By Luke Atherton, Executive Director, Technology Banking Group, Wells Fargo
For more than two decades, fintechs and banking-as-a-service (BaaS) companies have changed how consumers and businesses operate. Their solutions make moving money, accessing credit, investing, and countless other activities fast and convenient by embedding these opportunities directly into the user experience.
This steady flow of innovation saves clicks, attracts customers, and generates significant revenue. The sector continues to grow steadily. The first quarter of 2024 saw $7.3 billion in global funding through more than 900 deals. U.S. fintech companies represented nearly half of this momentum.
High profile issues prompt fintechs to re-evaluate bank relationships
What is changing, however, are the ways that fintechs evaluate the financial institutions they leverage behind the scenes. As the market matures, there’s more emphasis on stability, scalability, and compliance. There’s a growing understanding that national banks with established infrastructure and proven processes can deliver impressive results for fintechs at all stages.
Regulatory rigor is especially critical given the high profile effects of lax compliance. Few consequences will be greater to a fintech’s sales, customer retention, revenue, and brand reputation than a “cease and desist” order from the government.
There are numerous other advantages for fintechs backed by a strong bank. These benefits include:
- A trusted compliance environment that potentially reduces risks
- Established systems and processes that help make it easier to scale
- Proven platforms and APIs that streamline transactions and reporting
- Expertise, analytics, and experience across industries to fuel sales and growth
In best-case scenarios, the financial institution can even transform from “provider of services” to “fintech customer.” Banks now see BaaS providers and fintechs as potential collaborators more than competitors. Many offer fintech services to their own clients, or leverage their technology to improve bank operations. It’s a win-win that generates new opportunities for all involved.
Critical conversations for fintechs and banks
As your organization considers what’s next for profitable, sustainable growth, it’s imperative to have the right financial institution by your side.
Start with candid conversations around these crucial topics:
- Regulatory compliance. First and foremost, look for a bank that maintains robust processes to adhere to Know Your Customer (KYC), anti-money laundering (AML), and other regulations that govern customer deposits and money movement. Be prepared to pull parts of these critical tasks in-house rather than outsourcing, which helps improve control and reduces risk. It’s also smart to work directly with your bank, rather than using another fintech as an intermediary. While it may seem like unnecessary effort, putting the discipline in place early will pay off long-term through peace of mind and uninterrupted operations.
- Technical capabilities. Whether you process payments, invest funds, or offer credit to customers, these transactions need to move seamlessly and securely between your platforms and your bank’s systems. That takes more than just an API connection—there’s also much to gain from the infrastructure built by banks for their own use. Look for a bank with a range of modern developer tools, the capacity for high volume transactions, and flexible tracking and analytics. All improve efficiency for fintech teams and make it easy to scale.
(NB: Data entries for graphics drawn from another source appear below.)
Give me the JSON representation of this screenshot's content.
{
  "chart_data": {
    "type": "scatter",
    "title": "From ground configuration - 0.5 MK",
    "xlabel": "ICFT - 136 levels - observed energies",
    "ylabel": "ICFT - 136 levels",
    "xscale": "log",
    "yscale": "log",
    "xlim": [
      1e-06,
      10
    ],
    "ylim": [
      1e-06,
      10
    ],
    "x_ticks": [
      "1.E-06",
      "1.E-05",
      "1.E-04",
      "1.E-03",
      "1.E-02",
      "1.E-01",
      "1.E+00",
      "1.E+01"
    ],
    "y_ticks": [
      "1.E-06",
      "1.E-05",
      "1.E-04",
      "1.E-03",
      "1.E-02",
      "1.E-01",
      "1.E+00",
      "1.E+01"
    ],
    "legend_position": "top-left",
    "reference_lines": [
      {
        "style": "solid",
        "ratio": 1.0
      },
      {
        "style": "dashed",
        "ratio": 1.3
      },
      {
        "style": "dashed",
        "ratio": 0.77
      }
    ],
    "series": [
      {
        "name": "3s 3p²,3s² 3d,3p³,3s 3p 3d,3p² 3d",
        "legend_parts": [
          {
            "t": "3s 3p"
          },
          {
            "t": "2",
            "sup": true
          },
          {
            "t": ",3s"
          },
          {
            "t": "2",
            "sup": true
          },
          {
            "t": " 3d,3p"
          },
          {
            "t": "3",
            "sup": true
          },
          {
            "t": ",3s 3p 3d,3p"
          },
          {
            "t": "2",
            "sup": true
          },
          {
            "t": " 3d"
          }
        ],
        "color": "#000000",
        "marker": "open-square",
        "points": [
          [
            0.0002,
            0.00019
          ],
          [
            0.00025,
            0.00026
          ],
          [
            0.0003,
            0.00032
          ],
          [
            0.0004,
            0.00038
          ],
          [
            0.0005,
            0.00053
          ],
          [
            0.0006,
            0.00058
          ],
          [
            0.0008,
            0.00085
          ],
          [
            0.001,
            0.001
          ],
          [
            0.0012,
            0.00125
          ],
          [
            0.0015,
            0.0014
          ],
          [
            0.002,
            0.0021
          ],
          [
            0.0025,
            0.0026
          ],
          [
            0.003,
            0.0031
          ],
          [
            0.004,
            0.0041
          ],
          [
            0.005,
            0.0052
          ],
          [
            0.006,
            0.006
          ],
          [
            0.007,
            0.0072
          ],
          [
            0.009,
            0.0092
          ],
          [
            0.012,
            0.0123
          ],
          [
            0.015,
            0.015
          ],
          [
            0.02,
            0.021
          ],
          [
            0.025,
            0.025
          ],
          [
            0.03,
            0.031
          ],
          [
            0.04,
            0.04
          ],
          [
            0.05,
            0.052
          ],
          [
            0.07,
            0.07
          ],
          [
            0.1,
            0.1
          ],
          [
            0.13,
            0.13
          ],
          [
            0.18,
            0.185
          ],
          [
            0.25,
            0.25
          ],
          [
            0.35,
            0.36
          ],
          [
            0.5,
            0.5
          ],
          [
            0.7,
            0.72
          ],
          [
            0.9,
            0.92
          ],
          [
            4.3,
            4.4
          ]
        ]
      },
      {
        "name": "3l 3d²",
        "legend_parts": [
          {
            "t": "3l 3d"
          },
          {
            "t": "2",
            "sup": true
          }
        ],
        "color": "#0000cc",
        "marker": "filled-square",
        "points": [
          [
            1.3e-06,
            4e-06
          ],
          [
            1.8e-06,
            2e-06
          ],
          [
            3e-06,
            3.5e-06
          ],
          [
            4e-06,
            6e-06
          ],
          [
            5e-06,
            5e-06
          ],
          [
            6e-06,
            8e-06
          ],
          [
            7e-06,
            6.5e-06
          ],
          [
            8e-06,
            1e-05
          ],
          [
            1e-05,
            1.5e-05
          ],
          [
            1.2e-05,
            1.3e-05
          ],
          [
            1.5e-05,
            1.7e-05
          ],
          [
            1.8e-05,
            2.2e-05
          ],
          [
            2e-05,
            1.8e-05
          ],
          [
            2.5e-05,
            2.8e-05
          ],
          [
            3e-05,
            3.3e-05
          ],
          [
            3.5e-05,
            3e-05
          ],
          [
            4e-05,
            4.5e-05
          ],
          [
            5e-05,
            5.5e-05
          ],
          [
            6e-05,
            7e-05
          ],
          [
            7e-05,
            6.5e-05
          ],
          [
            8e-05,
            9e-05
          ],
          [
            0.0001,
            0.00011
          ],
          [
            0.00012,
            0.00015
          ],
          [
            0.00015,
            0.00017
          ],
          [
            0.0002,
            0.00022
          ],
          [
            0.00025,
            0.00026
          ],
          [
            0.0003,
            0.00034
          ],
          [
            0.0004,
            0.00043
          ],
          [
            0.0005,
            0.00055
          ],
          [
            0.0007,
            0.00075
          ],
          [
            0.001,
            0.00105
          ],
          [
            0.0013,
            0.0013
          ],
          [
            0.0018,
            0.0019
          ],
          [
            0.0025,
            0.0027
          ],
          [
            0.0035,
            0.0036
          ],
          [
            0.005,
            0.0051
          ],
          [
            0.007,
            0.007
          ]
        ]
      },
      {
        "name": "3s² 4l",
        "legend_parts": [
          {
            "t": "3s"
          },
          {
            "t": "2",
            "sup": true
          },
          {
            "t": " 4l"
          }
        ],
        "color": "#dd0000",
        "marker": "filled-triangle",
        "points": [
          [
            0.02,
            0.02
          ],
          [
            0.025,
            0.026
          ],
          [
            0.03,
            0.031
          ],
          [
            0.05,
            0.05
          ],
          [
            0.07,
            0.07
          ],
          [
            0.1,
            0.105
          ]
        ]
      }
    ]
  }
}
- Industry experience. Banks with dedicated technology verticals will understand your market well. Those with broader sector coverage can share additional best practices, analytics, and emerging trends. For example, if your fintech lends to the ag industry, a well-rounded financial institution might provide sector trends, introductions, or specialized expertise to support your business.
- Customer reach. Just like fintechs, financial institutions have certain niches where they excel. See how well your target audience—whether consumers, small businesses, global retailers, or non-profits, for example—corresponds to your bank’s footprint in that sector. Working with a diversified national bank can provide a competitive advantage in reaching more potential customers.
Expertise and support across the fintech lifecycle
While individual results could vary, two recent customer successes demonstrate the value of working together with transparency and trust.
A real estate investment firm moved 400 business accounts—each with a separate tax ID number—to Wells Fargo. Their business model requires time-sensitive daily funds transfers via ACH and wires. They switched providers after concerns about their previous bank’s ability to manage growing payment volumes and regulatory needs. Wells Fargo handled the high lift account onboarding, then helped the fintech navigate enhanced regulatory and compliance policies. Working with the bank’s experts, they created a payments and automation roadmap for long-term growth and high-touch service.
An early-stage fintech serving property managers turned to Wells Fargo for coast-to-coast services and expertise. National coverage and knowledge of state-by-state rules was essential. They also wanted a bank with sophisticated payment capabilities and API connectivity. The startup worked with Wells Fargo to automate the tenant refund process and establish a scalable platform for national expansion. Their new product supports thousands of renters and millions of dollars in deposits.
If you’re a BaaS or fintech innovator ready for what’s next, make sure your roadmap includes a right-sized financial institution that can support you today—and in the future.